Pedro Ruiz

Personal information
- Full name: Pedro Ruiz Delgado
- Date of birth: 30 March 2000 (age 24)
- Place of birth: Sevilla, Spain
- Height: 1.97 m (6 ft 6 in)
- Position(s): Forward

Team information
- Current team: Marseille II

Youth career
- 2005–2008: JD Valencina
- 2008–2015: Real Betis
- 2015–2021: Real Madrid

Senior career*
- Years: Team / Apps / (Gls)
- 2019–2021: Real Madrid Castilla / 22 / (4)
- 2021–: Marseille II / 0 / (0)
- 2021–2022: → NEC (loan) / 3 / (0)

International career
- 2017–2018: Spain U17 / 2 / (0)
- 2018–2019: Spain U19 / 6 / (0)

= Pedro Ruiz (footballer, born 2000) =

Spanish footballer

Pedro Ruiz Delgado (born 30 March 2000) is a Spanish footballer who plays as a forward for French club Marseille II.

==Career==

===Club career===

Ruiz began his career with the youth teams of JD Valencina, Real Betis and Real Madrid, before making his professional debut for Spanish third division side Real Madrid Castilla in 2019. In 2021, he signed for Ligue 1 side Marseille, but was sent on a two-season loan to Dutch club NEC Nijmegen.
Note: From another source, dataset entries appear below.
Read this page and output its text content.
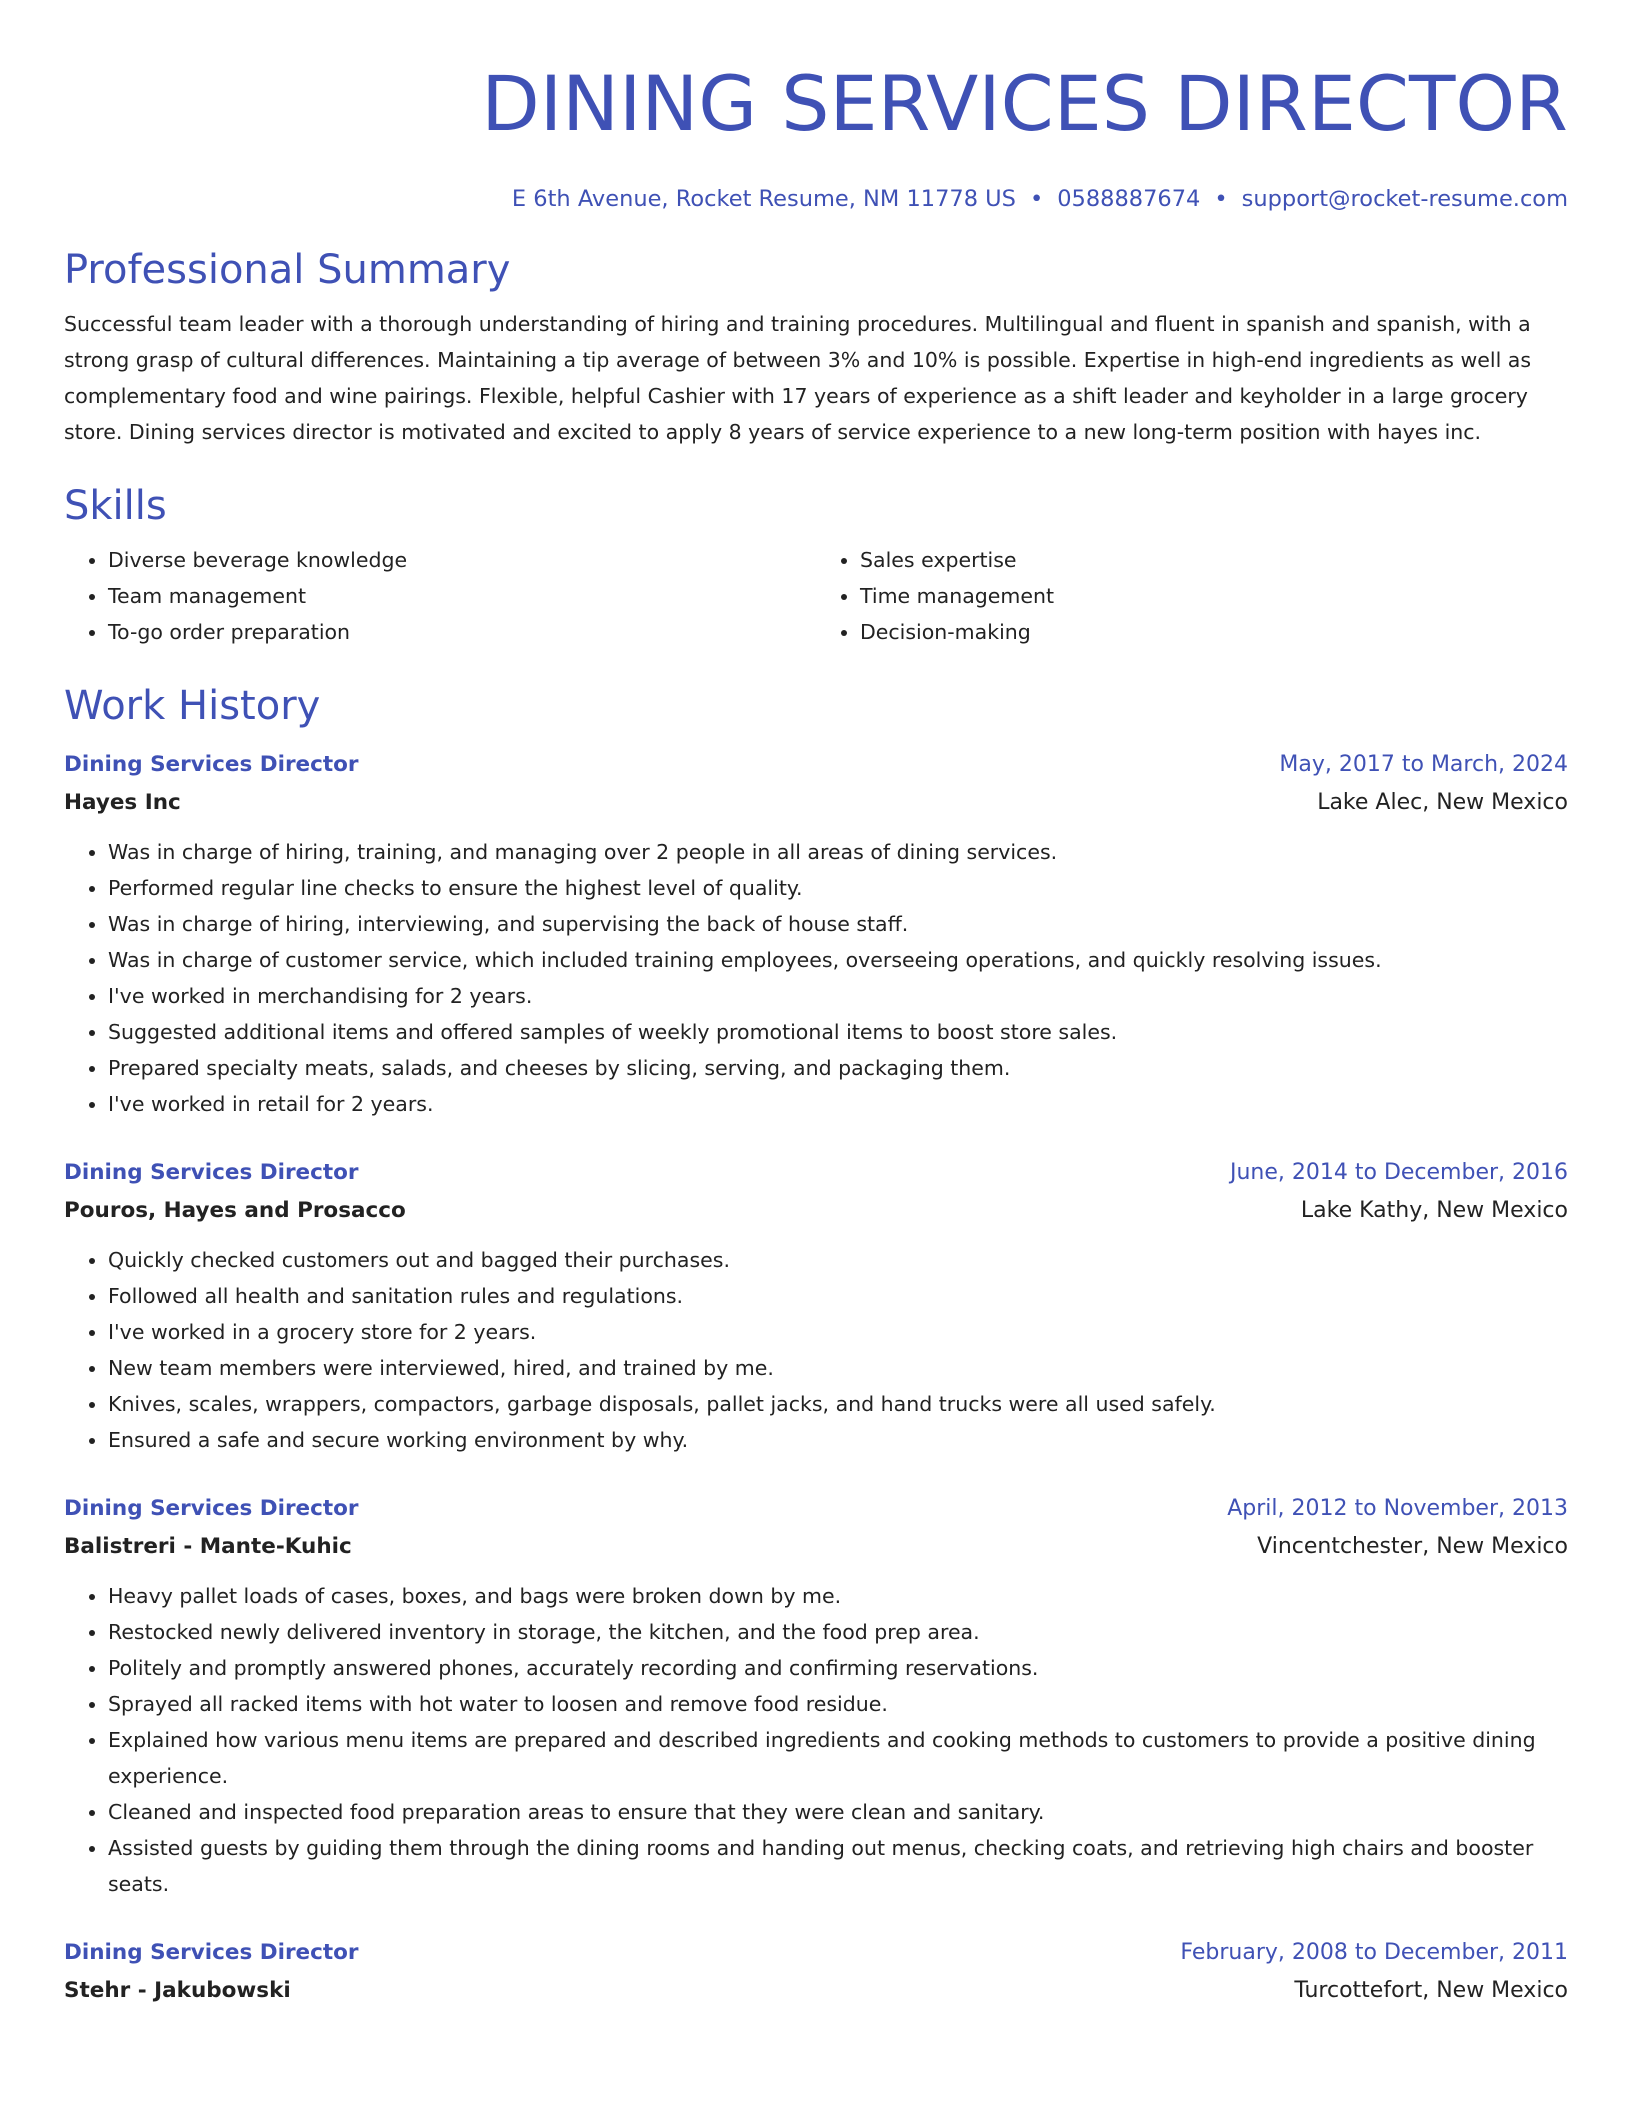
DINING SERVICES DIRECTOR
E 6th Avenue, Rocket Resume, NM 11778 US • 0588887674 • support@rocket-resume.com
Professional Summary

Successful team leader with a thorough understanding of hiring and training procedures. Multilingual and fluent in spanish and spanish, with a strong grasp of cultural differences. Maintaining a tip average of between 3% and 10% is possible. Expertise in high-end ingredients as well as complementary food and wine pairings. Flexible, helpful Cashier with 17 years of experience as a shift leader and keyholder in a large grocery store. Dining services director is motivated and excited to apply 8 years of service experience to a new long-term position with hayes inc.

Skills
• Diverse beverage knowledge
• Team management
• To-go order preparation
• Sales expertise
• Time management
• Decision-making
Work History
Dining Services Director	May, 2017 to March, 2024
Hayes Inc	Lake Alec, New Mexico
• Was in charge of hiring, training, and managing over 2 people in all areas of dining services.
• Performed regular line checks to ensure the highest level of quality.
• Was in charge of hiring, interviewing, and supervising the back of house staff.
• Was in charge of customer service, which included training employees, overseeing operations, and quickly resolving issues.
• I've worked in merchandising for 2 years.
• Suggested additional items and offered samples of weekly promotional items to boost store sales.
• Prepared specialty meats, salads, and cheeses by slicing, serving, and packaging them.
• I've worked in retail for 2 years.
Dining Services Director	June, 2014 to December, 2016
Pouros, Hayes and Prosacco	Lake Kathy, New Mexico
• Quickly checked customers out and bagged their purchases.
• Followed all health and sanitation rules and regulations.
• I've worked in a grocery store for 2 years.
• New team members were interviewed, hired, and trained by me.
• Knives, scales, wrappers, compactors, garbage disposals, pallet jacks, and hand trucks were all used safely.
• Ensured a safe and secure working environment by why.
Dining Services Director	April, 2012 to November, 2013
Balistreri - Mante-Kuhic	Vincentchester, New Mexico
• Heavy pallet loads of cases, boxes, and bags were broken down by me.
• Restocked newly delivered inventory in storage, the kitchen, and the food prep area.
• Politely and promptly answered phones, accurately recording and confirming reservations.
• Sprayed all racked items with hot water to loosen and remove food residue.
• Explained how various menu items are prepared and described ingredients and cooking methods to customers to provide a positive dining experience.
• Cleaned and inspected food preparation areas to ensure that they were clean and sanitary.
• Assisted guests by guiding them through the dining rooms and handing out menus, checking coats, and retrieving high chairs and booster seats.
Dining Services Director	February, 2008 to December, 2011
Stehr - Jakubowski	Turcottefort, New Mexico
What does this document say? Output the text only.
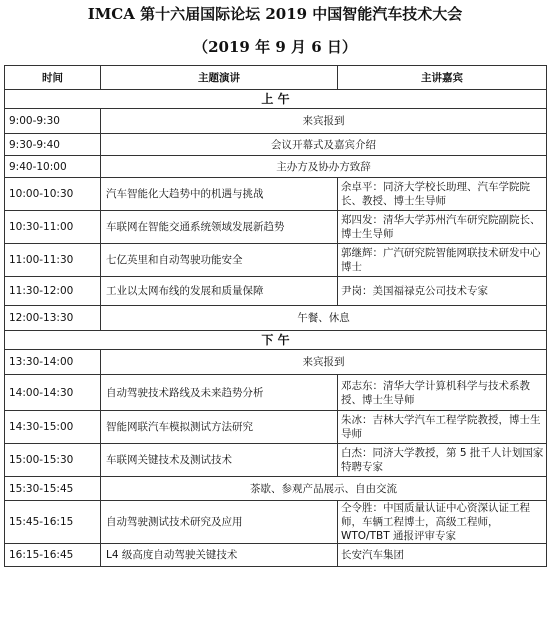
IMCA 第十六届国际论坛 2019 中国智能汽车技术大会
（2019 年 9 月 6 日）
时间	主题演讲	主讲嘉宾
上 午		
9:00-9:30	来宾报到	
9:30-9:40	会议开幕式及嘉宾介绍	
9:40-10:00	主办方及协办方致辞	
10:00-10:30	汽车智能化大趋势中的机遇与挑战	余卓平：同济大学校长助理、汽车学院院长、教授、博士生导师
10:30-11:00	车联网在智能交通系统领域发展新趋势	郑四发：清华大学苏州汽车研究院副院长、博士生导师
11:00-11:30	七亿英里和自动驾驶功能安全	郭继辉：广汽研究院智能网联技术研发中心博士
11:30-12:00	工业以太网布线的发展和质量保障	尹岗：美国福禄克公司技术专家
12:00-13:30	午餐、休息	
下 午		
13:30-14:00	来宾报到	
14:00-14:30	自动驾驶技术路线及未来趋势分析	邓志东：清华大学计算机科学与技术系教授、博士生导师
14:30-15:00	智能网联汽车模拟测试方法研究	朱冰：吉林大学汽车工程学院教授，博士生导师
15:00-15:30	车联网关键技术及测试技术	白杰：同济大学教授，第 5 批千人计划国家特聘专家
15:30-15:45	茶歇、参观产品展示、自由交流	
15:45-16:15	自动驾驶测试技术研究及应用	仝令胜：中国质量认证中心资深认证工程师，车辆工程博士，高级工程师，WTO/TBT 通报评审专家
16:15-16:45	L4 级高度自动驾驶关键技术	长安汽车集团
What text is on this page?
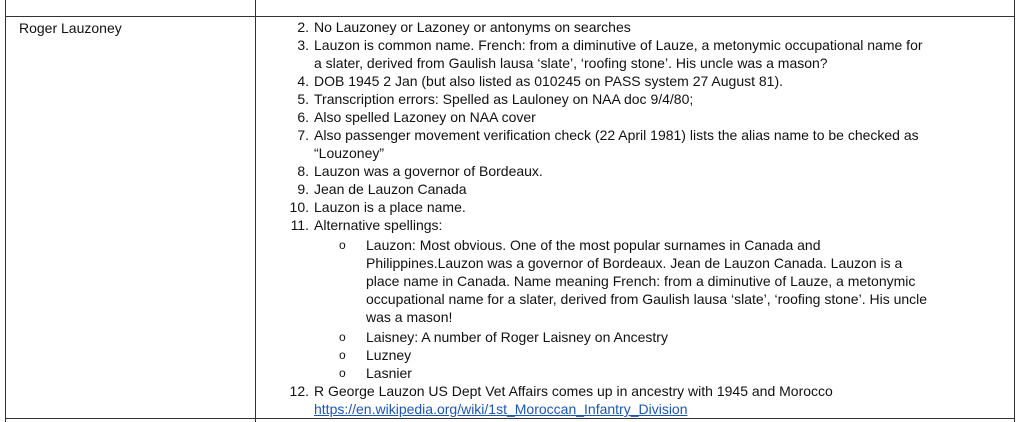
Roger Lauzoney	2. No Lauzoney or Lazoney or antonyms on searches
3. Lauzon is common name. French: from a diminutive of Lauze, a metonymic occupational name for
a slater, derived from Gaulish lausa ‘slate’, ‘roofing stone’. His uncle was a mason?
4. DOB 1945 2 Jan (but also listed as 010245 on PASS system 27 August 81).
5. Transcription errors: Spelled as Lauloney on NAA doc 9/4/80;
6. Also spelled Lazoney on NAA cover
7. Also passenger movement verification check (22 April 1981) lists the alias name to be checked as
“Louzoney”
8. Lauzon was a governor of Bordeaux.
9. Jean de Lauzon Canada
10. Lauzon is a place name.
11. Alternative spellings:
o Lauzon: Most obvious. One of the most popular surnames in Canada and
Philippines.Lauzon was a governor of Bordeaux. Jean de Lauzon Canada. Lauzon is a
place name in Canada. Name meaning French: from a diminutive of Lauze, a metonymic
occupational name for a slater, derived from Gaulish lausa ‘slate’, ‘roofing stone’. His uncle
was a mason!
o Laisney: A number of Roger Laisney on Ancestry
o Luzney
o Lasnier
12. R George Lauzon US Dept Vet Affairs comes up in ancestry with 1945 and Morocco
https://en.wikipedia.org/wiki/1st_Moroccan_Infantry_Division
On 17 October 2021, he made his for NEC during a home 1-0 defeat to local rivals Vitesse. He missed most of the rest of the 2021–22 season with knee injury and a subsequent surgery.

===International career===

He represented Spain internationally at the 2017 FIFA U-17 World Cup, appearing in two matches.